Emergency department (ED) and hospital treatment: In situations where home treatment fails, a visit to the ED may be necessary. Treatment usually involves the administration of fluid boluses, ketorolac, and a D2-receptor antagonist.

Sodium valproate or dihydroergotamine (DHE): These are effective in aborting headaches, with specific DHE treatment protocols available for inpatient care.

Preventive treatment: Making lifestyle modifications, engaging in cognitive-behavioral therapy, and using supplements can assist in preventing migraines. Medications such as amitriptyline are commonly prescribed for this purpose.

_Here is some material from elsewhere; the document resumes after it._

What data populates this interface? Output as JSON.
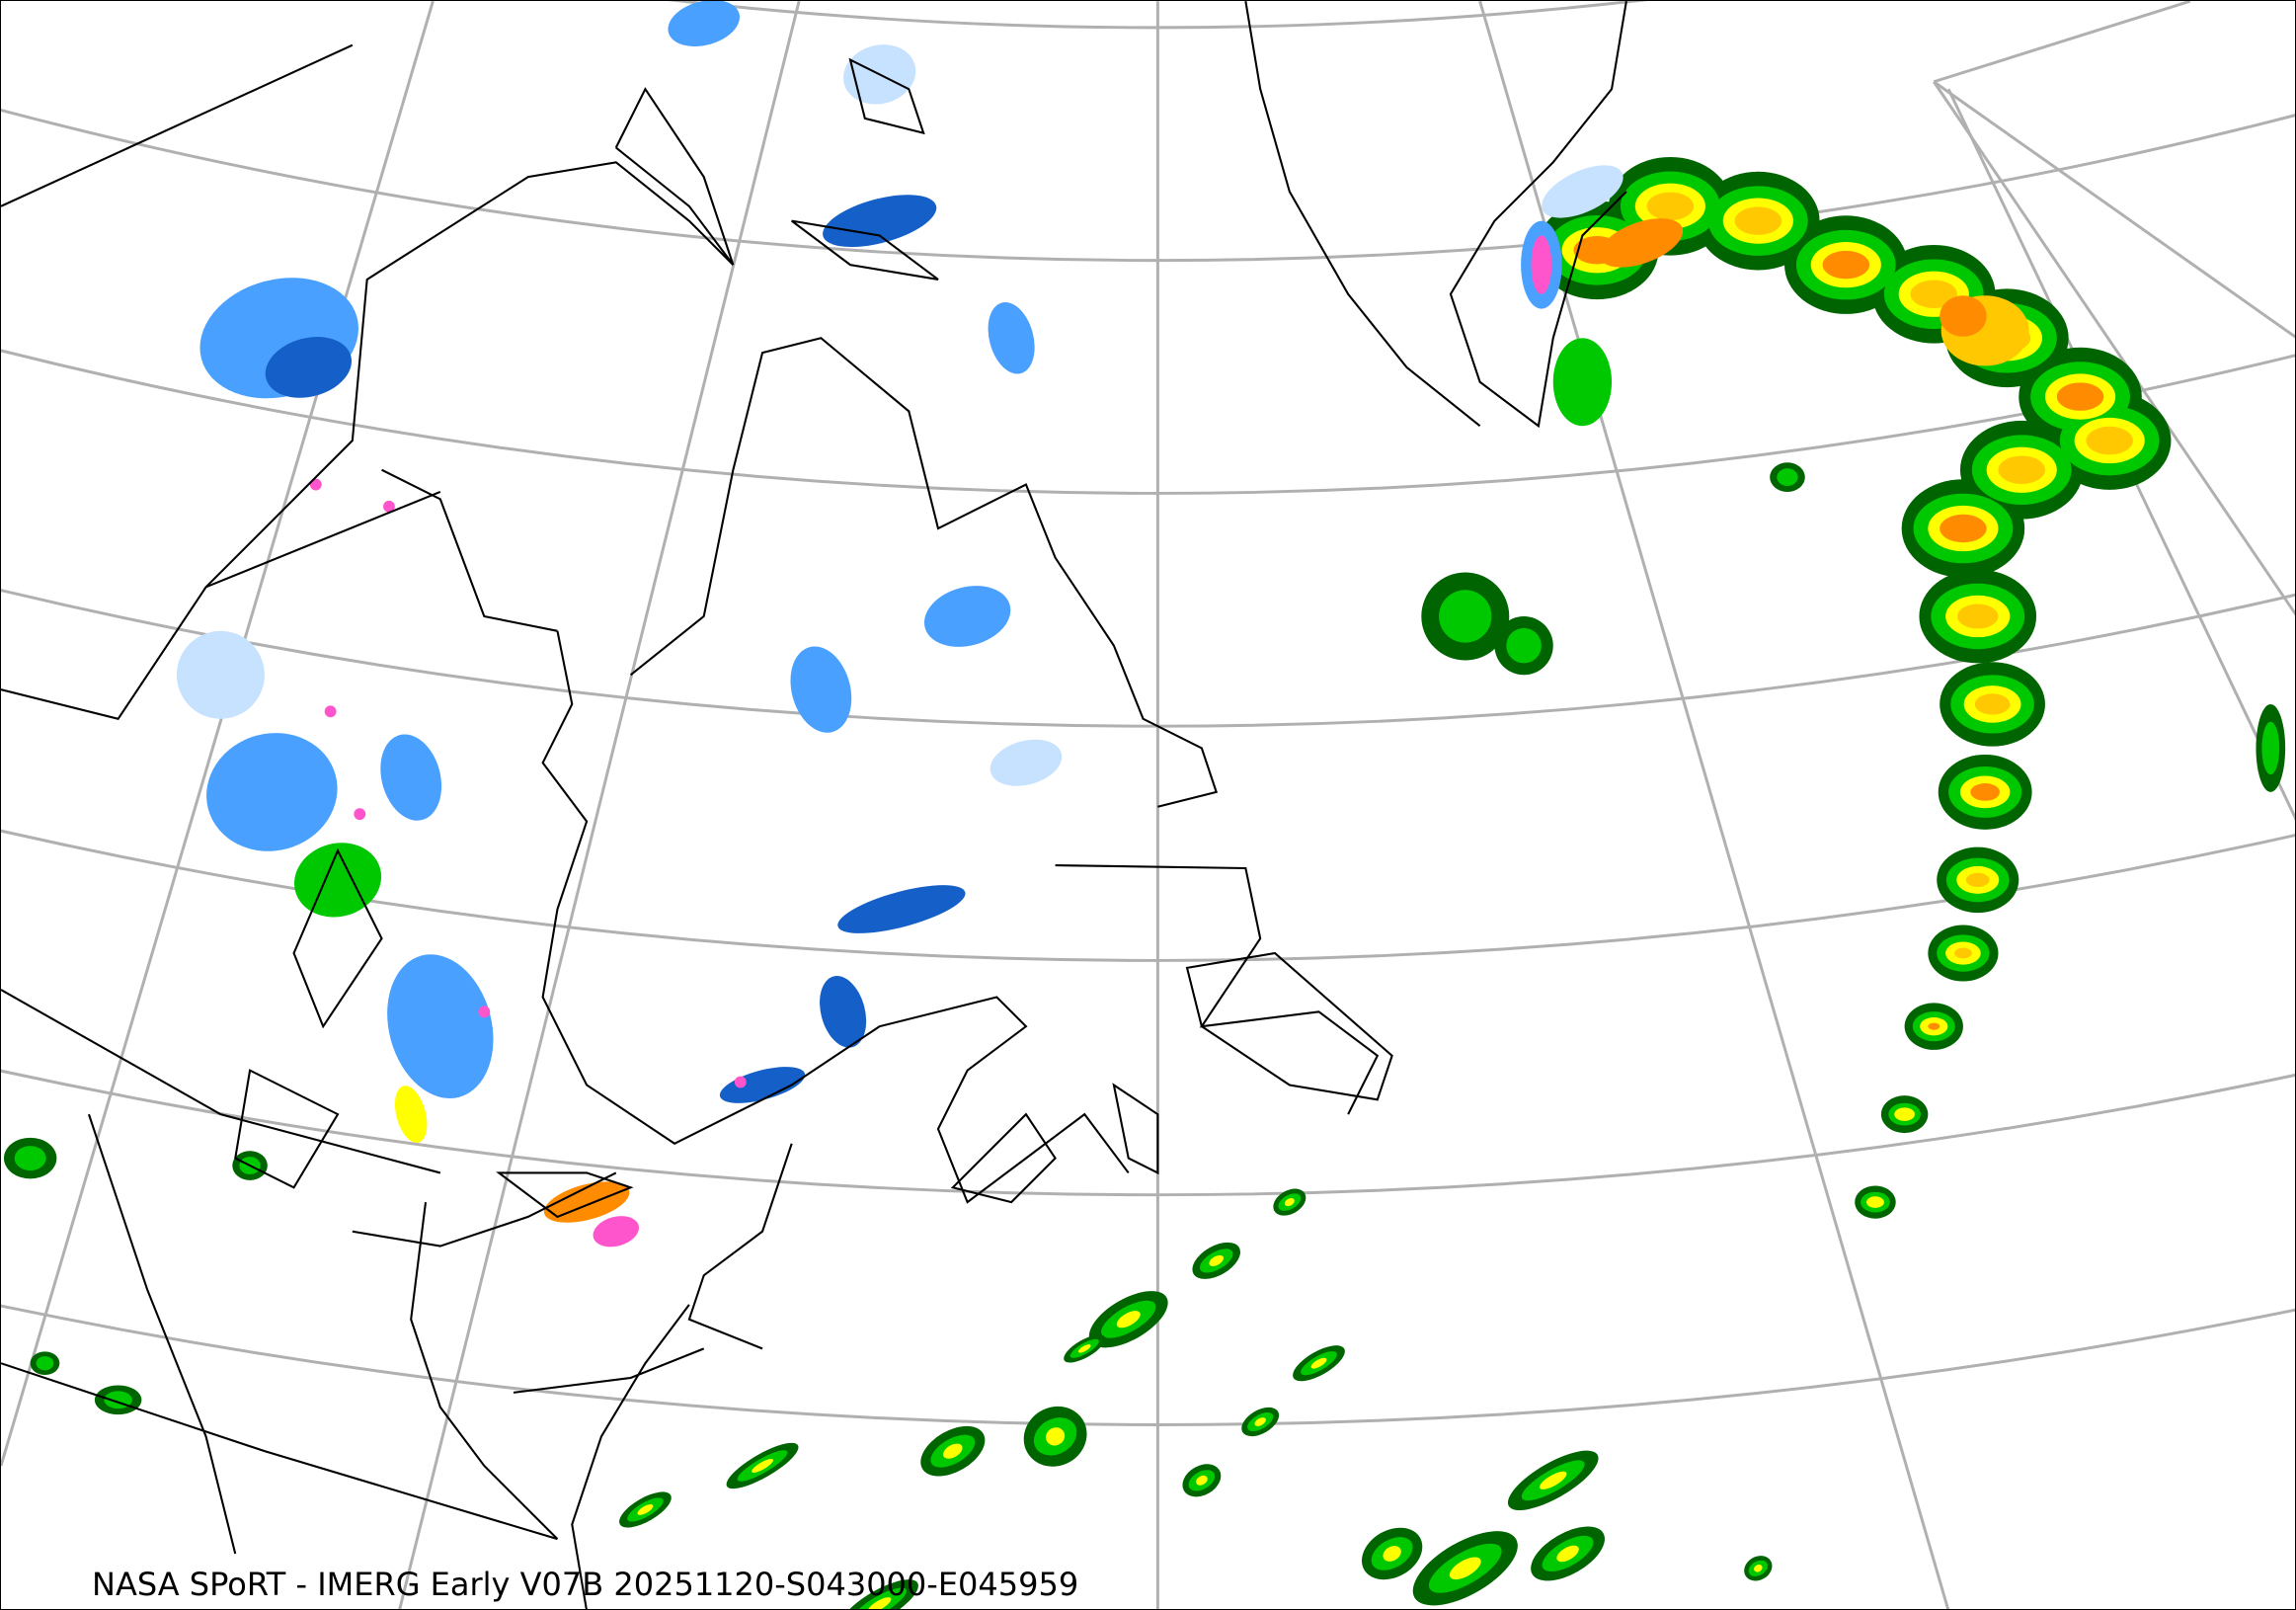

Sodium valproate, propranolol, verapamil, and botulinum toxin injections: These are proven preventive treatments suitable for both adults and children.

Cyproheptadine: This antihistamine is utilized as a preventive medication for headaches in young children.

Calcitonin gene-related peptide (CGRP)-receptor monoclonal antibodies and antagonists: A novel class of drugs used for preventing migraines in adults.

Idiopathic Intracranial Hypertension

Headaches commonly occur in idiopathic intracranial hypertension (IIH), which is characterized by elevated pressure within the skull, normal cerebrospinal fluid levels, and specific opening pressure.

Clinical Features

Clinical Features

In IIH, headaches worsen when lying down, during the Valsalva maneuver, and upon waking up, accompanied by nausea, sensitivity to light, and visual disturbances.

Physical Examination

A key indicator of IIH is papilledema, graded using the Frisén scale.

Papilledema Grading System

The University of Iowa Health Care images depict different grades (I-V) of papilledema.
In children, detecting papilledema, especially grade I, can be challenging during funduscopic exams. For children suspected of IIH, early consultation with an ophthalmologist is recommended. Visual field problems are common in IIH, emphasizing the importance of bedside visual field assessments and formal testing by an eye specialist in older children. Cranial nerve abnormalities, particularly involving the sixth nerve, are frequent, although other nerve deficits can also be observed.
Diagnosing IIH involves procedures such as lumbar puncture, MRI, and MRV, with the exclusion of cerebral venous sinus thrombosis being vital. Specific criteria and findings must be met for an IIH diagnosis in cases where papilledema is not present.
Prompt recognition and treatment are essential to prevent vision loss in IIH patients. Discontinuation of certain medications and weight reduction are initial steps. Acetazolamide is typically the primary treatment choice for IIH, while Furosemide and Topiramate can serve as alternatives. In severe cases, consultation with a neurosurgeon may be necessary, and bariatric surgery is advised for obese IIH patients.

Research and Reviews

Numerous clinical trials and studies have demonstrated some improvement in visual function with various treatments. Guidelines from reputable professional associations provide guidance on the diagnosis and management of IIH.